– Well you have got to keep your eyes open. Russians always try to set fire to the world, spiritually 1 mean, for the sake of some higher aim. Well, but all these chaps, prophets and reformers, whatever they say about the happiness of mankind they don't really care a damn[5], – свысока процедил англичанин.
«Так… поджигатели, значит, очень хорошо», – подумал Пальчиков и промолчал оплеуху. Впрочем, англичанин и сам догадался, что и в Африке обижаются; видимо, для того, чтоб смягчить заминку в разговоре, он покопался в бумажнике и достал оттуда скоробленную от близости тела фотографию какой-то девицы.
– This is the girl I am engaged to!..[6] – сказал он не без мечтательности, дыша винным перегаром в самый лоб Пальчикова. – Ви тож имеете одна? – почему-то приспичило ему спросить по-русски.
– Нет, я не имею ни одной… – сухо поклонился Пальчиков. Он смотрел на длинный нос английской девицы, на ее тощие губы, похожие на шрам, и думал, что девица эта, наверно, стервоза, и когда выйдет замуж, то они станут пить вместе.
– Good bye![7] – сказал поручик и покинул гостеприимный перекресток, где они обменивались этими приятными речами.
На телеграфном столбе сидела ворона и, глядя на отливающий золотом купол собора, оглушительно кричала: агава, агава… Она замолкла, когда приблизился неравномерный звоп поручиковых шпор: был особый военный шик в том, чтобы одна шпора волочилась по земле…
И вдруг он понял, что идет в тюрьму.
V
Тюрьмы в Няндорске так и не удосужились построить. Бунтовщиков и опасных мечтателей не заводилось, так как в счастливом этом городке все были довольны своею участью, а воров крепко поучали при поимке и оставляли в канаве на милость божию. Едва же столицей стал Няндорск, и новые у него объявились потребности, под тюрьму передали местную богадельню. К тому сроку прежние старики перемерли, а новые разумно скрывались по своим поркам, и оттого никому не доставило ущерба это диковинное превращение… Расплюснутое строение окружили проволокой в два кола, койки списали местному лазарету, а в окна вставили решетки работы местного кузнеца Тяпина. Старовер и богомол, он всем изделиям своим придавал благообразный облик: решетки вышли изрядные, с лилейными шипами, как в церковном окне.

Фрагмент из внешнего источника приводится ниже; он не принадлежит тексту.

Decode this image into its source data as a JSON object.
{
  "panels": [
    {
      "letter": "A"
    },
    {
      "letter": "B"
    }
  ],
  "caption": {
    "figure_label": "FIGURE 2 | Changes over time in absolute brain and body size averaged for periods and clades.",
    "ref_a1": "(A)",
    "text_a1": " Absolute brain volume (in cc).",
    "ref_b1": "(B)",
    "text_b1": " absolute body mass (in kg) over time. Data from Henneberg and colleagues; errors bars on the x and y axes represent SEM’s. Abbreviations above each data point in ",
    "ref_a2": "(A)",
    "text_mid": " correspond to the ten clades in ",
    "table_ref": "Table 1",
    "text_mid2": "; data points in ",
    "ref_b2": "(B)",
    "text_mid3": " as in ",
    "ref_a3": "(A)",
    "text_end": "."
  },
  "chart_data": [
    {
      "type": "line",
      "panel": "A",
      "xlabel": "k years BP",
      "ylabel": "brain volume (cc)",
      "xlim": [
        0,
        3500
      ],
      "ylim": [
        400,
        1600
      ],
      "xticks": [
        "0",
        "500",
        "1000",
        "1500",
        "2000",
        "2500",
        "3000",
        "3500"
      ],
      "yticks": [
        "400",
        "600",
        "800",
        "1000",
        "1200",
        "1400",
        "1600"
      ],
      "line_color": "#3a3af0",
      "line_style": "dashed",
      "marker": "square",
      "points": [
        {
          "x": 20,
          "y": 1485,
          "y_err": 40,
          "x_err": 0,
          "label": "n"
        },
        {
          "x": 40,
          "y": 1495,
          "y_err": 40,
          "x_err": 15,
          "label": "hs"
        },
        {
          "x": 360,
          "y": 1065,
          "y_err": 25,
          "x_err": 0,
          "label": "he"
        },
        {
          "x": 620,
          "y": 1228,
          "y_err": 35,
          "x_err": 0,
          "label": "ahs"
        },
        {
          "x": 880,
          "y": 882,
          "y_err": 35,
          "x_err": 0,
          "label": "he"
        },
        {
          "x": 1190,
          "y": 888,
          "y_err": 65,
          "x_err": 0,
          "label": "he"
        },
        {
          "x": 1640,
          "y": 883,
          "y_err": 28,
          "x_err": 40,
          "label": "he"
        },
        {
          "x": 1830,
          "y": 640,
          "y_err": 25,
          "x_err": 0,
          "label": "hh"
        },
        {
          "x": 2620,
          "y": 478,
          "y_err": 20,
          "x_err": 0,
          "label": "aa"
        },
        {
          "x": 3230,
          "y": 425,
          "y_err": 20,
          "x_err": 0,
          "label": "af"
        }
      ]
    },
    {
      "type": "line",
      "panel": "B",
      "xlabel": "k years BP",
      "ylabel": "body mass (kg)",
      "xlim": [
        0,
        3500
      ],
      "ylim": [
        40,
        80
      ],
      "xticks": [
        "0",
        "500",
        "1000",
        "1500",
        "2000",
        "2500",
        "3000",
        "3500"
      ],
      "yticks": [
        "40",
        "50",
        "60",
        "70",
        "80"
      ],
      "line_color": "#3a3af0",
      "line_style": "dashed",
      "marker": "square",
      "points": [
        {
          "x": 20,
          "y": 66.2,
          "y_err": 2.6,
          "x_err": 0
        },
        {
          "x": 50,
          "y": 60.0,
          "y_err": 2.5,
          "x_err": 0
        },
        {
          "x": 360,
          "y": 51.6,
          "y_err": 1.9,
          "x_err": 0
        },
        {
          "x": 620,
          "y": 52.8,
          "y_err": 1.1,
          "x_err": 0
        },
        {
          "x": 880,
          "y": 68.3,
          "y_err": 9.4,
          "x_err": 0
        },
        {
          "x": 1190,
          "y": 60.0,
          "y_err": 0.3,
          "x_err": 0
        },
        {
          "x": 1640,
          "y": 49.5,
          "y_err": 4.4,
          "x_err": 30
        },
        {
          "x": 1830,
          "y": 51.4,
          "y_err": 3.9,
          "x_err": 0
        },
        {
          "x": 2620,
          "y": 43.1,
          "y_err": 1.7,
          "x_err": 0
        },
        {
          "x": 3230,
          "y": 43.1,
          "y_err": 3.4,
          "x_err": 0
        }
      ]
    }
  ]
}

Угловую плоскую комнату, из окон которой можно было наблюдать громоздкие цветистые, как пасхальная крашенка, закаты, отвели под смертников. В самом начале деятельности веселого ротмистра здесь бывало полно и шумно, но иссякли запасы подозрительных няндорцев, и как ни шарили по домам тайные и добровольные агенты Пальчикова, все бедней становились их уловы. И правда: любой из горожан мог служить примером благонадежности при всякой власти; все владели собственностью, но малюсенькой, все ходили в храм, но лишь потому, что театров в городе не имелось, и пока дело не касалось медяков в кармане, все единодушно поддерживали любую власть. В вечер, когда в эту комнату, оранжево разлинованную закатом, попал Кручинкин, здесь находились всего четверо. То были: гимназист, красный матрос, осужденный скорее за дерзость, чем за преступное свое звание, какой-то необъяснимый хлюст в технической фуражке, – причем, когда распахивалось пальто, на нем оказывались длинные дамские панталоны, – и, наконец, Стенька с Вилёмы, утерявший тут свою грозную репутацию неуловимого. Все они догадывались о предстоящем и потому ничем не прикрывали друг от друга истинных сущностей своих.
Стеньке, дородному и пегому парню с насмешливым взглядом, было здесь привольней всего. Он восседал на единственной табуретке, и, даже когда покидал ее размять ноги, никто не смел хотя бы и временно занять ее. Посвистывая, еще лише вскидывая бровь, которая дугой перебегала в длинную прядь волос за ухо, он подходил к разбитому окну и смачно затягивался из папироски, которую ему протягивал сквозь решетку часовой; того, должно быть, пленяло предсмертное Стенькино молодечество. Действительно, было в его статной фигуре такое, что так и подсказывало: дескать, «у нас, на Вилёме, все такие!»
Иногда к нему, как к самому спокойному из всех, подходил отвратный хлюст в фуражке и, юля всем телом, спрашивал:
– Простите, что отрываю вас от вашего почтенного раздумья. Как вы думаете, на ваш глазомер, кокнут меня? – Он разнообразил вопросы, но смысл их всегда оставался один и тот же.
– Непременно, гражданин! – У Стеньки был перешиблен нос, и он слегка гнусавил.